Y luego está la sociedad misma: un caldo de cultivo de teorías conspirativas, desde QAnon hasta el negacionismo climático, que han convertido el debate público en un circo de extremismos. El 6 de enero de 2021, cuando una turba irrumpió en el Capitolio, no fue solo un ataque a la democracia; Fue la prueba de que Estados Unidos está tan fracturado que ya no puede gobernarse a sí mismo, mucho menos al planeta. China, mientras tanto, juega un juego más astuto: no necesita elecciones ruidosas ni prensa libre para proyectar poder. Su autoritarismo, lejos de ser una debilidad, le ha dado la cohesión que Washington ha perdido. En lugar de sanciones que alienan, ofrece préstamos que atan; en lugar de guerras que agotan, construye alianzas que perduran.
Es hora de mirar la realidad de frente: la hegemonía estadounidense ha terminado. No es una predicción; es un hecho consumado que solo los ciegos se niegan a ver.
Dirán que su innovación tecnológica los mantendrá a flote. ¿Con qué industria, si empresas como Apple fabrican en Shenzhen y no en Detroit ? Estados Unidos ya no produce; consumir.

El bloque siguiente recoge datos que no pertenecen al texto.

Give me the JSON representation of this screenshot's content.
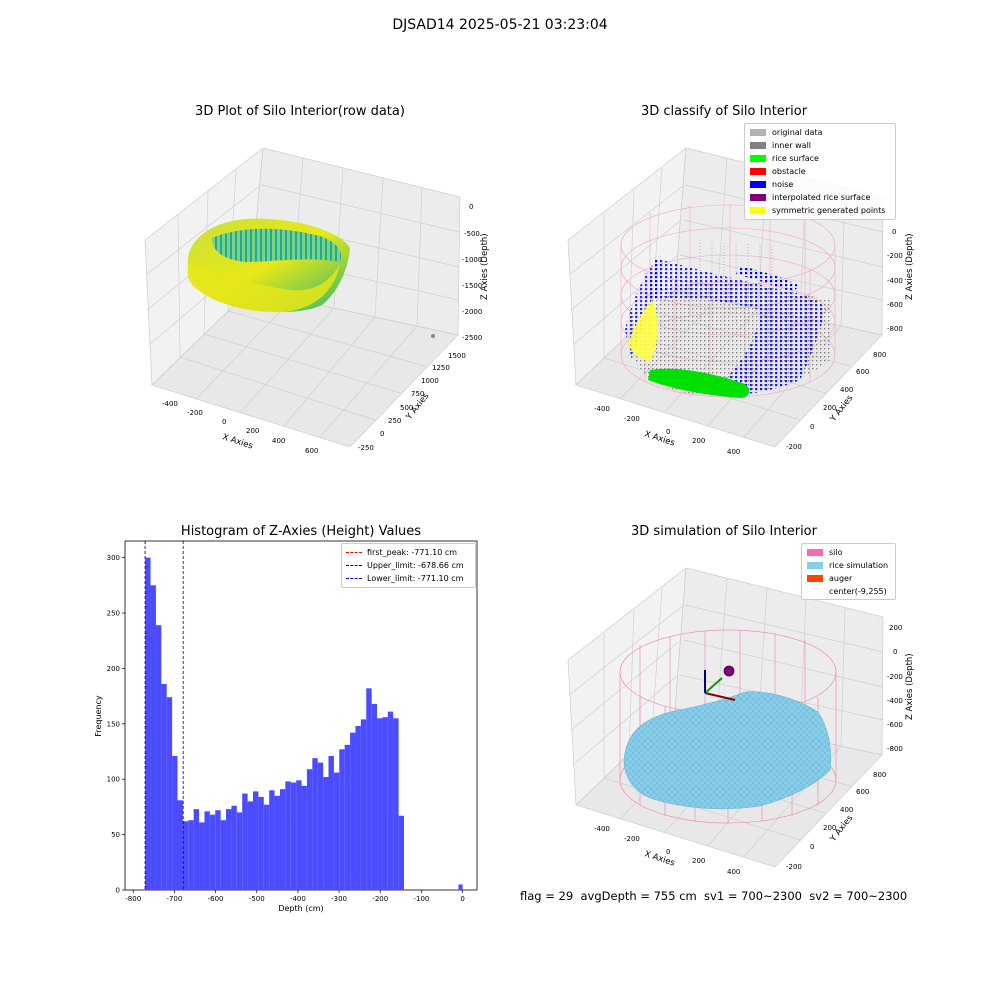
{
  "suptitle": "DJSAD14 2025-05-21 03:23:04",
  "footer": "flag = 29  avgDepth = 755 cm  sv1 = 700~2300  sv2 = 700~2300",
  "panel1": {
    "title": "3D Plot of Silo Interior(row data)",
    "xlabel": "X Axies",
    "ylabel": "Y Axies",
    "zlabel": "Z Axies (Depth)",
    "xticks": [
      "-400",
      "-200",
      "0",
      "200",
      "400",
      "600"
    ],
    "yticks": [
      "-250",
      "0",
      "250",
      "500",
      "750",
      "1000",
      "1250",
      "1500"
    ],
    "zticks": [
      "0",
      "-500",
      "-1000",
      "-1500",
      "-2000",
      "-2500"
    ]
  },
  "panel2": {
    "title": "3D classify of Silo Interior",
    "xlabel": "X Axies",
    "ylabel": "Y Axies",
    "zlabel": "Z Axies (Depth)",
    "xticks": [
      "-400",
      "-200",
      "0",
      "200",
      "400"
    ],
    "yticks": [
      "-200",
      "0",
      "200",
      "400",
      "600",
      "800"
    ],
    "zticks": [
      "0",
      "-200",
      "-400",
      "-600",
      "-800"
    ],
    "legend": [
      {
        "label": "original data",
        "color": "#b3b3b3"
      },
      {
        "label": "inner wall",
        "color": "#808080"
      },
      {
        "label": "rice surface",
        "color": "#00ff00"
      },
      {
        "label": "obstacle",
        "color": "#ff0000"
      },
      {
        "label": "noise",
        "color": "#0000ff"
      },
      {
        "label": "interpolated rice surface",
        "color": "#800080"
      },
      {
        "label": "symmetric generated points",
        "color": "#ffff00"
      }
    ]
  },
  "panel4": {
    "title": "3D simulation of Silo Interior",
    "xlabel": "X Axies",
    "ylabel": "Y Axies",
    "zlabel": "Z Axies (Depth)",
    "xticks": [
      "-400",
      "-200",
      "0",
      "200",
      "400"
    ],
    "yticks": [
      "-200",
      "0",
      "200",
      "400",
      "600",
      "800"
    ],
    "zticks": [
      "200",
      "0",
      "-200",
      "-400",
      "-600",
      "-800"
    ],
    "legend": [
      {
        "label": "silo",
        "color": "#ff69b4"
      },
      {
        "label": "rice simulation",
        "color": "#87ceeb"
      },
      {
        "label": "auger",
        "color": "#ff4500"
      },
      {
        "label": "center(-9,255)",
        "color": ""
      }
    ]
  },
  "chart_data": [
    {
      "type": "bar",
      "title": "Histogram of Z-Axies (Height) Values",
      "xlabel": "Depth (cm)",
      "ylabel": "Frequency",
      "xlim": [
        -800,
        0
      ],
      "ylim": [
        0,
        315
      ],
      "xticks": [
        "-800",
        "-700",
        "-600",
        "-500",
        "-400",
        "-300",
        "-200",
        "-100",
        "0"
      ],
      "yticks": [
        "0",
        "50",
        "100",
        "150",
        "200",
        "250",
        "300"
      ],
      "bar_color": "#4b4bff",
      "bins": [
        {
          "start": -771.1,
          "end": -758.0,
          "count": 300
        },
        {
          "start": -758.0,
          "end": -744.9,
          "count": 275
        },
        {
          "start": -744.9,
          "end": -731.8,
          "count": 239
        },
        {
          "start": -731.8,
          "end": -718.7,
          "count": 186
        },
        {
          "start": -718.7,
          "end": -705.6,
          "count": 174
        },
        {
          "start": -705.6,
          "end": -692.5,
          "count": 121
        },
        {
          "start": -692.5,
          "end": -679.4,
          "count": 81
        },
        {
          "start": -679.4,
          "end": -666.3,
          "count": 62
        },
        {
          "start": -666.3,
          "end": -653.2,
          "count": 63
        },
        {
          "start": -653.2,
          "end": -640.1,
          "count": 73
        },
        {
          "start": -640.1,
          "end": -627.0,
          "count": 61
        },
        {
          "start": -627.0,
          "end": -613.9,
          "count": 71
        },
        {
          "start": -613.9,
          "end": -600.8,
          "count": 68
        },
        {
          "start": -600.8,
          "end": -587.7,
          "count": 72
        },
        {
          "start": -587.7,
          "end": -574.6,
          "count": 63
        },
        {
          "start": -574.6,
          "end": -561.5,
          "count": 73
        },
        {
          "start": -561.5,
          "end": -548.4,
          "count": 76
        },
        {
          "start": -548.4,
          "end": -535.3,
          "count": 70
        },
        {
          "start": -535.3,
          "end": -522.2,
          "count": 87
        },
        {
          "start": -522.2,
          "end": -509.1,
          "count": 80
        },
        {
          "start": -509.1,
          "end": -496.0,
          "count": 89
        },
        {
          "start": -496.0,
          "end": -482.9,
          "count": 84
        },
        {
          "start": -482.9,
          "end": -469.8,
          "count": 77
        },
        {
          "start": -469.8,
          "end": -456.7,
          "count": 90
        },
        {
          "start": -456.7,
          "end": -443.6,
          "count": 85
        },
        {
          "start": -443.6,
          "end": -430.5,
          "count": 91
        },
        {
          "start": -430.5,
          "end": -417.4,
          "count": 98
        },
        {
          "start": -417.4,
          "end": -404.3,
          "count": 97
        },
        {
          "start": -404.3,
          "end": -391.2,
          "count": 99
        },
        {
          "start": -391.2,
          "end": -378.1,
          "count": 94
        },
        {
          "start": -378.1,
          "end": -365.0,
          "count": 109
        },
        {
          "start": -365.0,
          "end": -351.9,
          "count": 119
        },
        {
          "start": -351.9,
          "end": -338.8,
          "count": 115
        },
        {
          "start": -338.8,
          "end": -325.7,
          "count": 102
        },
        {
          "start": -325.7,
          "end": -312.6,
          "count": 121
        },
        {
          "start": -312.6,
          "end": -299.5,
          "count": 106
        },
        {
          "start": -299.5,
          "end": -286.4,
          "count": 127
        },
        {
          "start": -286.4,
          "end": -273.3,
          "count": 131
        },
        {
          "start": -273.3,
          "end": -260.2,
          "count": 142
        },
        {
          "start": -260.2,
          "end": -247.1,
          "count": 148
        },
        {
          "start": -247.1,
          "end": -234.0,
          "count": 154
        },
        {
          "start": -234.0,
          "end": -220.9,
          "count": 182
        },
        {
          "start": -220.9,
          "end": -207.8,
          "count": 168
        },
        {
          "start": -207.8,
          "end": -194.7,
          "count": 155
        },
        {
          "start": -194.7,
          "end": -181.6,
          "count": 156
        },
        {
          "start": -181.6,
          "end": -168.5,
          "count": 161
        },
        {
          "start": -168.5,
          "end": -155.4,
          "count": 155
        },
        {
          "start": -155.4,
          "end": -142.3,
          "count": 67
        },
        {
          "start": -142.3,
          "end": -129.2,
          "count": 0
        },
        {
          "start": -10.0,
          "end": 0.0,
          "count": 5
        }
      ],
      "vlines": [
        {
          "label": "first_peak: -771.10 cm",
          "x": -771.1,
          "color": "#ff0000"
        },
        {
          "label": "Upper_limit: -678.66 cm",
          "x": -678.66,
          "color": "#00008b"
        },
        {
          "label": "Lower_limit: -771.10 cm",
          "x": -771.1,
          "color": "#0000ff"
        }
      ]
    }
  ]
}
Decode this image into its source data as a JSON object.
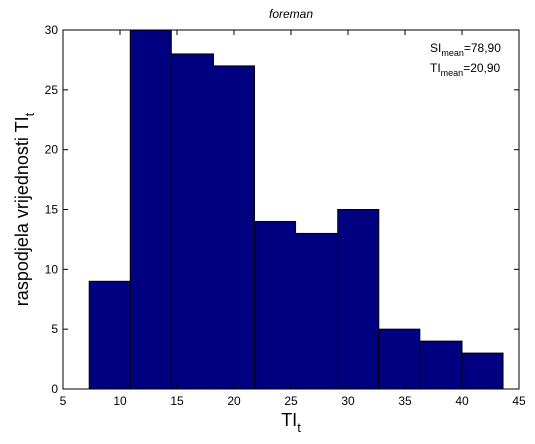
{
  "colors": {
    "bar_fill": "#000080",
    "bar_edge": "#000000",
    "axes": "#000000",
    "background": "#ffffff"
  },
  "chart_data": {
    "type": "bar",
    "subtype": "histogram",
    "title": "foreman",
    "xlabel": {
      "main": "TI",
      "sub": "t"
    },
    "ylabel": {
      "main": "raspodjela vrijednosti TI",
      "sub": "t"
    },
    "xlim": [
      5,
      45
    ],
    "ylim": [
      0,
      30
    ],
    "xticks": [
      5,
      10,
      15,
      20,
      25,
      30,
      35,
      40,
      45
    ],
    "yticks": [
      0,
      5,
      10,
      15,
      20,
      25,
      30
    ],
    "grid": false,
    "bins": [
      {
        "x0": 7.3,
        "x1": 10.9,
        "count": 9
      },
      {
        "x0": 10.9,
        "x1": 14.5,
        "count": 30
      },
      {
        "x0": 14.5,
        "x1": 18.2,
        "count": 28
      },
      {
        "x0": 18.2,
        "x1": 21.8,
        "count": 27
      },
      {
        "x0": 21.8,
        "x1": 25.4,
        "count": 14
      },
      {
        "x0": 25.4,
        "x1": 29.1,
        "count": 13
      },
      {
        "x0": 29.1,
        "x1": 32.7,
        "count": 15
      },
      {
        "x0": 32.7,
        "x1": 36.3,
        "count": 5
      },
      {
        "x0": 36.3,
        "x1": 40.0,
        "count": 4
      },
      {
        "x0": 40.0,
        "x1": 43.6,
        "count": 3
      }
    ],
    "annotations": [
      {
        "main": "SI",
        "sub": "mean",
        "value": "=78,90"
      },
      {
        "main": "TI",
        "sub": "mean",
        "value": "=20,90"
      }
    ]
  }
}
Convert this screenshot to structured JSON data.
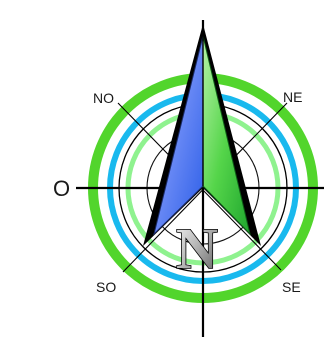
{
  "compass": {
    "labels": {
      "west": "O",
      "northwest": "NO",
      "northeast": "NE",
      "southwest": "SO",
      "southeast": "SE",
      "north_letter": "N"
    },
    "colors": {
      "outer_ring_green": "#52d52c",
      "cyan_ring": "#19b9ee",
      "light_green_ring": "#8ff28f",
      "arrow_left_blue": "#3b6cf0",
      "arrow_right_green": "#37c93d",
      "north_letter_gray": "#8a8a8a",
      "line_color": "#000000"
    },
    "icon": "compass-rose-icon"
  }
}
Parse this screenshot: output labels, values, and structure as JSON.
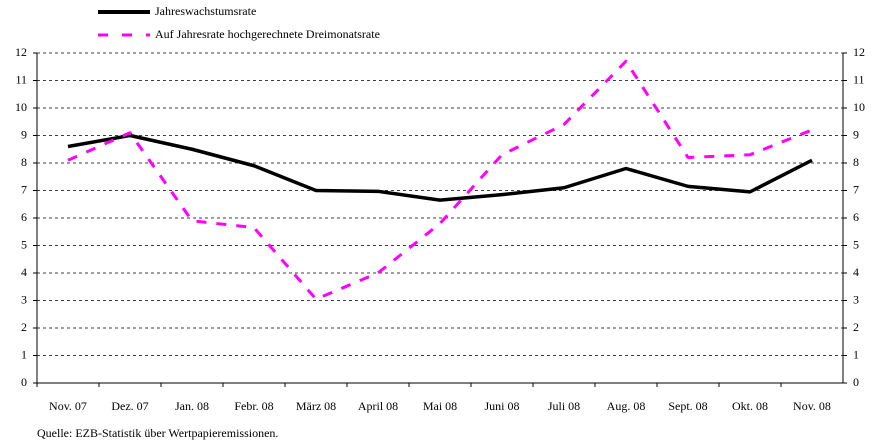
{
  "chart_data": {
    "type": "line",
    "categories": [
      "Nov. 07",
      "Dez. 07",
      "Jan. 08",
      "Febr. 08",
      "März 08",
      "April 08",
      "Mai 08",
      "Juni 08",
      "Juli 08",
      "Aug. 08",
      "Sept. 08",
      "Okt. 08",
      "Nov. 08"
    ],
    "series": [
      {
        "name": "Jahreswachstumsrate",
        "color": "#000000",
        "line_style": "solid",
        "values": [
          8.6,
          9.0,
          8.5,
          7.9,
          7.0,
          6.97,
          6.65,
          6.85,
          7.1,
          7.8,
          7.15,
          6.95,
          8.1
        ]
      },
      {
        "name": "Auf Jahresrate hochgerechnete Dreimonatsrate",
        "color": "#ff00ff",
        "line_style": "dashed",
        "values": [
          8.1,
          9.1,
          5.9,
          5.65,
          3.05,
          4.0,
          5.8,
          8.3,
          9.4,
          11.7,
          8.2,
          8.3,
          9.2
        ]
      }
    ],
    "ylim": [
      0,
      12
    ],
    "yticks": [
      0,
      1,
      2,
      3,
      4,
      5,
      6,
      7,
      8,
      9,
      10,
      11,
      12
    ],
    "y2lim": [
      0,
      12
    ],
    "y2ticks": [
      0,
      1,
      2,
      3,
      4,
      5,
      6,
      7,
      8,
      9,
      10,
      11,
      12
    ],
    "grid": true,
    "source": "Quelle: EZB-Statistik über Wertpapieremissionen."
  }
}
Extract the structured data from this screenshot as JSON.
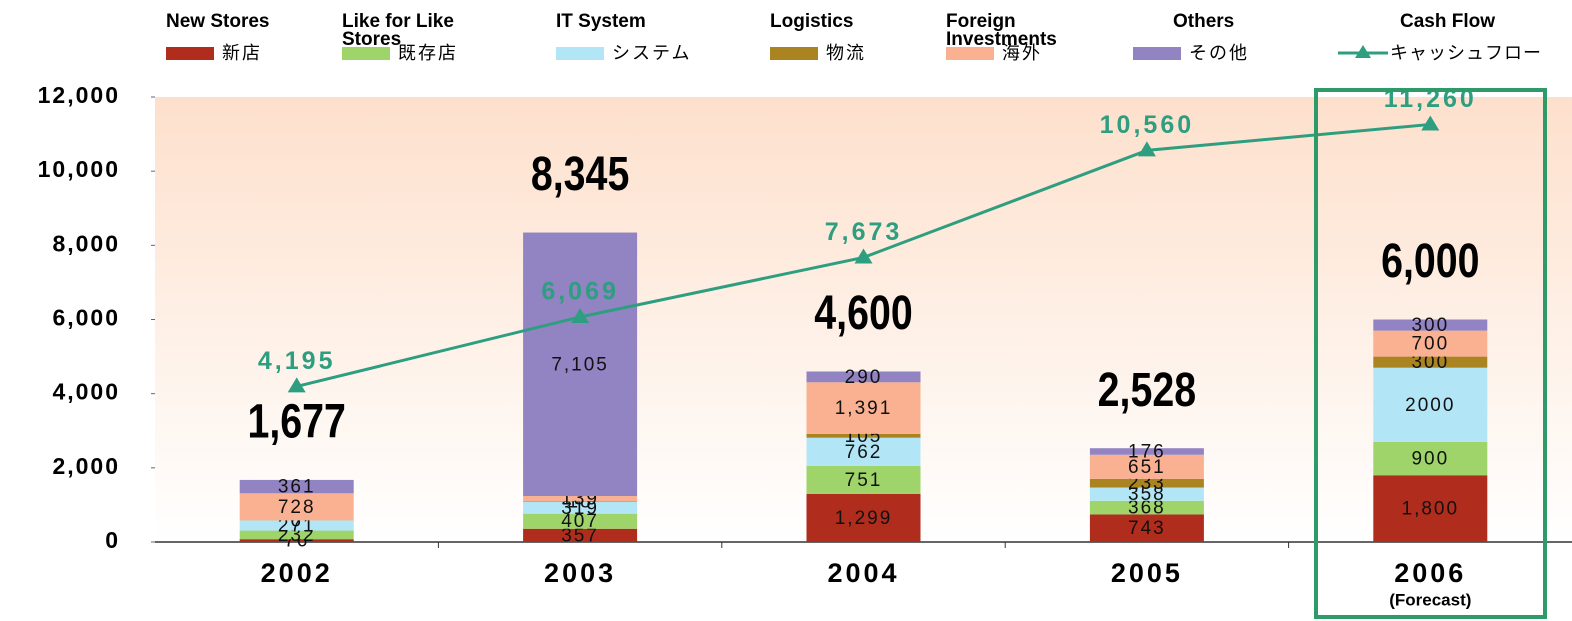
{
  "chart_data": {
    "type": "stacked_bar_line",
    "categories": [
      "2002",
      "2003",
      "2004",
      "2005",
      "2006"
    ],
    "category_notes": [
      null,
      null,
      null,
      null,
      "(Forecast)"
    ],
    "ylim": [
      0,
      12000
    ],
    "yticks": [
      0,
      {
        "value": 2000,
        "label": "2,000"
      },
      {
        "value": 4000,
        "label": "4,000"
      },
      {
        "value": 6000,
        "label": "6,000"
      },
      {
        "value": 8000,
        "label": "8,000"
      },
      {
        "value": 10000,
        "label": "10,000"
      },
      {
        "value": 12000,
        "label": "12,000"
      }
    ],
    "grid": false,
    "series": [
      {
        "name": "新店",
        "name_en": "New Stores",
        "color": "#b02c1c",
        "values": [
          76,
          357,
          1299,
          743,
          1800
        ],
        "value_labels": [
          "76",
          "357",
          "1,299",
          "743",
          "1,800"
        ]
      },
      {
        "name": "既存店",
        "name_en": "Like for Like Stores",
        "color": "#9ed46a",
        "values": [
          232,
          407,
          751,
          368,
          900
        ],
        "value_labels": [
          "232",
          "407",
          "751",
          "368",
          "900"
        ]
      },
      {
        "name": "システム",
        "name_en": "IT System",
        "color": "#b2e6f6",
        "values": [
          271,
          319,
          762,
          358,
          2000
        ],
        "value_labels": [
          "271",
          "319",
          "762",
          "358",
          "2000"
        ]
      },
      {
        "name": "物流",
        "name_en": "Logistics",
        "color": "#aa8420",
        "values": [
          6,
          18,
          105,
          233,
          300
        ],
        "value_labels": [
          "6",
          "18",
          "105",
          "233",
          "300"
        ]
      },
      {
        "name": "海外",
        "name_en": "Foreign Investments",
        "color": "#f9b192",
        "values": [
          728,
          139,
          1391,
          651,
          700
        ],
        "value_labels": [
          "728",
          "139",
          "1,391",
          "651",
          "700"
        ]
      },
      {
        "name": "その他",
        "name_en": "Others",
        "color": "#9283c2",
        "values": [
          361,
          7105,
          290,
          176,
          300
        ],
        "value_labels": [
          "361",
          "7,105",
          "290",
          "176",
          "300"
        ]
      }
    ],
    "totals": {
      "values": [
        1677,
        8345,
        4600,
        2528,
        6000
      ],
      "value_labels": [
        "1,677",
        "8,345",
        "4,600",
        "2,528",
        "6,000"
      ]
    },
    "line": {
      "name": "キャッシュフロー",
      "name_en": "Cash Flow",
      "color": "#2e9e80",
      "values": [
        4195,
        6069,
        7673,
        10560,
        11260
      ],
      "value_labels": [
        "4,195",
        "6,069",
        "7,673",
        "10,560",
        "11,260"
      ]
    }
  }
}
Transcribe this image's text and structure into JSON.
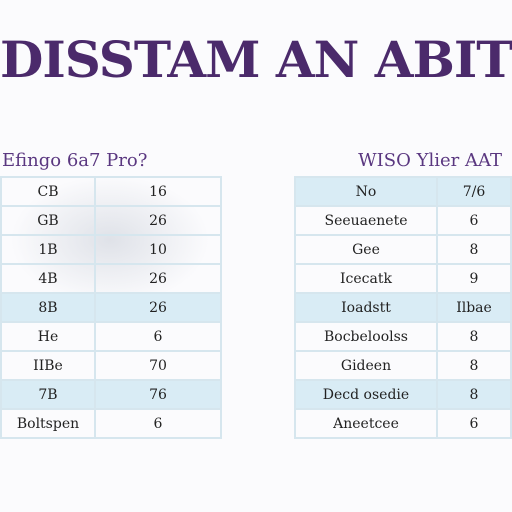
{
  "colors": {
    "title": "#4b2a6b",
    "heading": "#5a3780",
    "table_border": "#d6e6ee",
    "row_shade": "#d9ecf5"
  },
  "title": "DISSTAM AN ABITER C",
  "left_table": {
    "heading": "Efingo 6a7 Pro?",
    "rows": [
      {
        "label": "CB",
        "value": "16",
        "shade": false
      },
      {
        "label": "GB",
        "value": "26",
        "shade": false
      },
      {
        "label": "1B",
        "value": "10",
        "shade": false
      },
      {
        "label": "4B",
        "value": "26",
        "shade": false
      },
      {
        "label": "8B",
        "value": "26",
        "shade": true
      },
      {
        "label": "He",
        "value": "6",
        "shade": false
      },
      {
        "label": "IIBe",
        "value": "70",
        "shade": false
      },
      {
        "label": "7B",
        "value": "76",
        "shade": true
      },
      {
        "label": "Boltspen",
        "value": "6",
        "shade": false
      }
    ]
  },
  "right_table": {
    "heading": "WISO Ylier AAT",
    "rows": [
      {
        "label": "No",
        "value": "7/6",
        "shade": true
      },
      {
        "label": "Seeuaenete",
        "value": "6",
        "shade": false
      },
      {
        "label": "Gee",
        "value": "8",
        "shade": false
      },
      {
        "label": "Icecatk",
        "value": "9",
        "shade": false
      },
      {
        "label": "Ioadstt",
        "value": "Ilbae",
        "shade": true
      },
      {
        "label": "Bocbeloolss",
        "value": "8",
        "shade": false
      },
      {
        "label": "Gideen",
        "value": "8",
        "shade": false
      },
      {
        "label": "Decd osedie",
        "value": "8",
        "shade": true
      },
      {
        "label": "Aneetcee",
        "value": "6",
        "shade": false
      }
    ]
  }
}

Y lo hace a crédito, hipotecando el futuro de generaciones que heredarán un país en bancarrota.
Es hora de mirar la verdad a la cara: la hegemonía estadounidense ha terminado. China no solo ha ganado la partida económica; ha ganado la narrativa. Mientras Pekín proyecta una visión de orden y progreso, Washington ofrece caos, decadencia y un reality show político interminable.
Si alguien duda, que lo refute con hechos, no con sentimentalismos.
No es una predicción; es un hecho consumado que solo los ciegos se niegan a ver. El dólar puede seguir siendo la moneda de reserva mundial por un tiempo, pero incluso eso está en duda: en 2023, Arabia Saudí empezó a aceptar yuanes por su petróleo, y el BRICS (Brasil, Rusia, India, China y Sudáfrica) ya explora alternativas al sistema financiero dominado por Wall Street. La historia ya dictó sentencia: El futuro es asiático, y Estados Unidos, como todo imperio en declive, solo puede mirar cómo el telón cae sobre su arrogancia. La pregunta no es si caerá, sino cuándo y qué tan estruendoso será el impacto.
Que los nostálgicos del “siglo americano” presenten sus datos, si los tienen. Pero la historia ya ha dictado sentencia: los imperios no duran para siempre, y este ya agotó su tiempo.